В окружении своих помощников и стажеров вернулся Михаил Ильич, все они были в добром настроении: шутили, улыбались. И, наверное, именно это разрешило нам повторить, но уже при них, наш репетиционный вариант. Однако ни словом не обмолвясь о нем, мы с Баталовым пустились воплощать задачи Ромма: Баталов в образе Ильи, я — Гусева.

Несмотря на то, что это был Ромм, который сам умел и любил шутить и смеяться, наглость нашего поступка была чудовищной. Творческая шалость — это одно. Но розыгрыш... даже заговор... Это уже нечто иное...

Михаил Ильич смотрел, и на лице его не было ни удивления, ни настороженности. Наверное, тот азарт, с которым мы все это проделали, помог скрыть обман, и лица наши в этой диверсии были «всамделишными». Он, ничего не заподозрив, не открыв подлога, все принял за чистую монету, тогда как взгляды всех сидящих за Михаилом Ильичом были очень красноречивы и не сулили нам ничего доброго. Завершив, мы с нейтрально-скучными физиономиями уставились на Ромма, как обычно делали это всякий раз после репетиционного поиска какой-нибудь сцены. Ромм закурил, поморгал глазами, вроде соринку выгоняя, помолчал еще какое-то время, поправил сигарету и сказал, непривычно коротко и сухо:

— Так, хорошо... Лика, передайте Лаврову — я задержусь. — И, немного помолчав: — Неужели я произвожу впечатление круглого идиота?.. Вы как дети... Давайте работать, у нас и без того времени в обрез...

Этот день был трудным. Нервы были напряжены. Все шло через пень-колоду. Мы говорили, спорили, тон повышался. Должно быть, каждому казалось: чем громче будет он излагать свою позицию, тем основательней, справедливей и до конца убедит всех в ее правоте. Ор стоял ужасный — все говорили, но никто не слушал... Всегда ведь легче кричать, чем слушать и понимать другого.

Давно прошли те полчаса, в которые мы должны были обрести покой, себя и локоть товарища-партнера. Но я продолжал требовать ансамбля, жесткости и общности в отборе выразительных средств, деталей. Баталов утверждал одержимость, исключительность натуры своего героя. Я пытался возражать: на разных языках мы говорим, мол. Мою настойчивость Алеша оценил как хамство. И что-то резкое бросил мне в лицо. Таня Лаврова, сидевшая до этого времени молча, вдруг так же молча выглянула на меня... ах, если бы она так играла в фильме... Я проскрипел, как звероящер, веря в свою правоту:

— Таких партнеров... впервые вижу!

Баталов побелел, как лист бумаги, на котором принуждают написать заявление «по собственному желанию», сжал кисть Лавровой и громко произнес то, что Таня говорила только взглядом. Я продолжал сидеть. Сгустилось все, нависла ссора. Стоя поодаль, Михаил Ильич то с грустью смотрел на своих взъяренных творческим экстазом актеров, то принимался как-то пусто и безвыходно рассматривать дымящуюся сигарету. Очевидно, были бы второй и третий заходы нашего так «славно наладившегося общения», но в тишине прозвучал вдруг голос Михаила Ильича:

— Отмените съемку. Мы не готовы... то есть готовы, но несколько к другому. Остаются актеры, остальные свободны... Алеша, Таня, сюда, пожалуйста... Кеша, Кеша, куда вы... останьтесь.

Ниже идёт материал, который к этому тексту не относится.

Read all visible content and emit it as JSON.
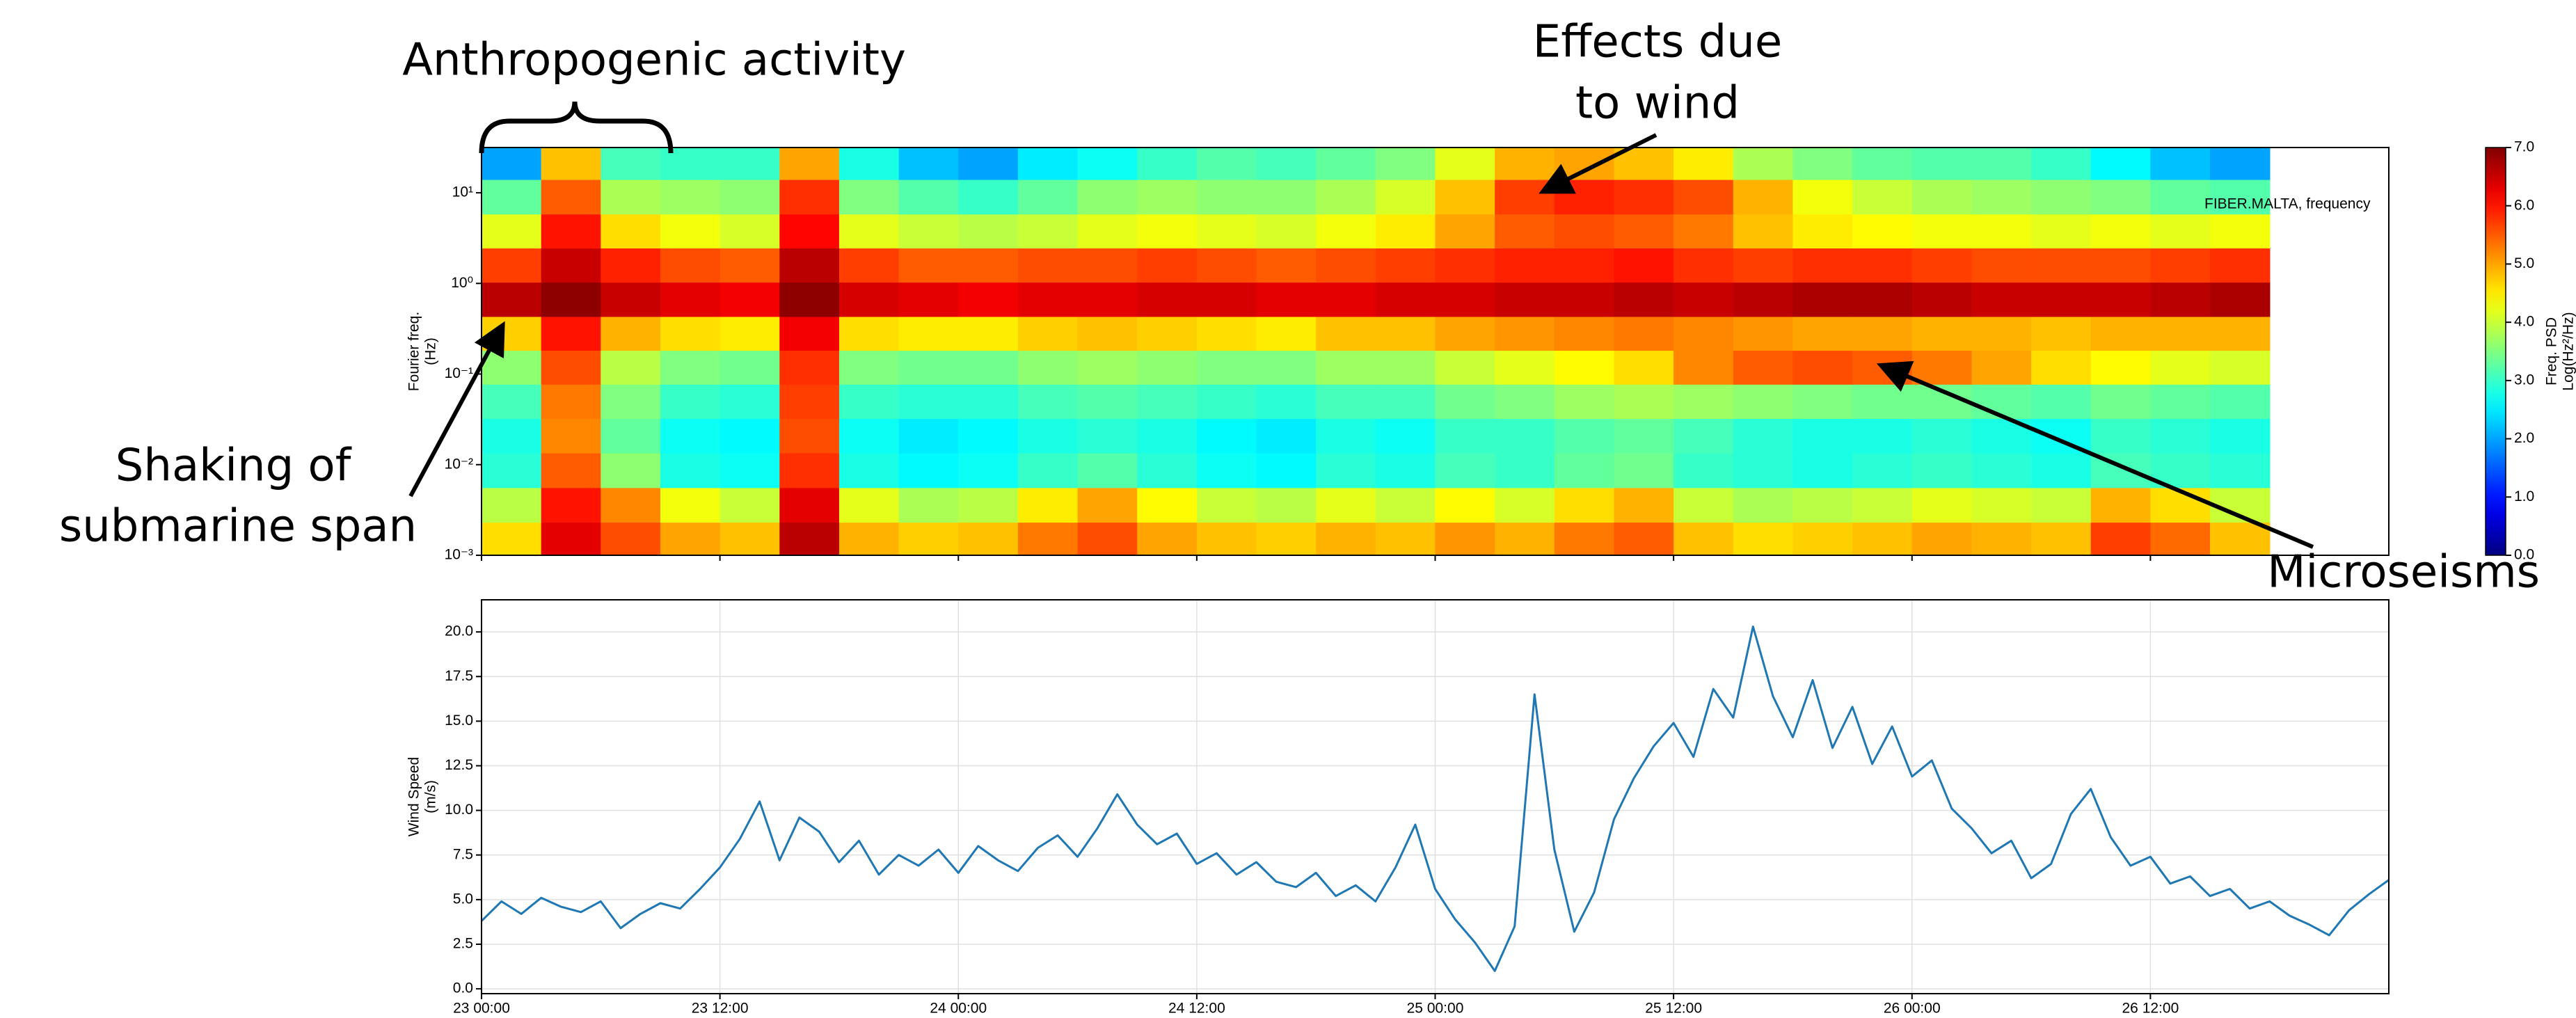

Ни тени недовольства. И только слишком уж тихая сдержанность, закрытая умиротворенность, осевшая за его очками, спрятавшись за холодом стекла, могла рассказать об истинной цене этой минуты.

— Алеша, я слушаю вас. Что тревожит, кто мешает, что теснит, скажите мне... Присядьте, Кеша... Таня, вы тоже не молчите...
[1] [2] [3] [4]



Добавить комментарий

  • Обязательные поля обозначены *.

If you have trouble reading the code, click on the code itself to generate a new random code.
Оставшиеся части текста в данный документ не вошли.